Village in County Wexford, Ireland

Foulkesmill or Foulkesmills is a small village located in the south of County Wexford, Ireland.

==History==
The Irish name Muileann Fúca was historically anglicised as Mullinfooky. The English name comes from Sir Foulkes Furlong (fl. 1410) who was Seneschall of Bree.

A battle was fought near here on 20 June 1798, during the Irish Rebellion of 1798. It is known as the Battle of Horetown (or Goff's Bridge, or Foulksmills). A large contingent of United Irishmen armed with pikes engaged in battle a smaller British Crown force armed with rifles and cannon, commanded by General John Moore; both sides withdrew after heavy fighting.

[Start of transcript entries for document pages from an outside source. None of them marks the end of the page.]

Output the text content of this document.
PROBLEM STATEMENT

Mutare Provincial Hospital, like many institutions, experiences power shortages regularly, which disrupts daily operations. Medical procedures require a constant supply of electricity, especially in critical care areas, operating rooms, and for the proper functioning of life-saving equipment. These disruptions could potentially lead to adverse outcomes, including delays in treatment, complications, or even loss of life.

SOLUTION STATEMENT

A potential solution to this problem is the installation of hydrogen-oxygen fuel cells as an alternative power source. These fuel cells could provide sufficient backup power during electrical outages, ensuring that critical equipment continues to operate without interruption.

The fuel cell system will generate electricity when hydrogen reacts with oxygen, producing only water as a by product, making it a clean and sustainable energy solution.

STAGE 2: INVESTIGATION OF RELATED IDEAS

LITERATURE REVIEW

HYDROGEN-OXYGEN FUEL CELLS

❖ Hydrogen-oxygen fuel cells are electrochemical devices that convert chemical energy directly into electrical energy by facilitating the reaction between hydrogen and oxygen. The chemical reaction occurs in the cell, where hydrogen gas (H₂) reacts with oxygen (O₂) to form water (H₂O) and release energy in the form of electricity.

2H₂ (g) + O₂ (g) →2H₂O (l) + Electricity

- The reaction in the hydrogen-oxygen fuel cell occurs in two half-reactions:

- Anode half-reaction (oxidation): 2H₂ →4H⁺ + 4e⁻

Lewis’s Topographical Dictionary of Ireland (1837) has the following entry regarding Foulkesmill:

FOOK'S MILLS, a village, partly in the parish of CLONGEEN, and partly in that of HORETOWN, barony of SHELMALIER, county of WEXFORD, and province of LEINSTER, 3½ miles (S. W.) from Taghmon, on the old mail road to New Ross : the population is returned with the respective parishes. It contains about 30 houses, including a good country inn, where the meetings of the South Wexford Agricultural Association are occasionally held. In the immediate vicinity are Rosegarland, the seat of F. Leigh, Esq., and Horetown Glebe, the residence of the Rev. E. Bayley.

==Public transport==
Three Bus Éireann routes serve Foulkesmill; route 370 provides a commuter service to Waterford via New Ross Mondays to Saturdays inclusive with a return journey in the evening. This route continues to Rosslare Europort offering the possibility of connecting with sailings to Wales and Cherbourg in France. Monday-only route 372 and Friday-only route 371 provide a link to/from Wexford.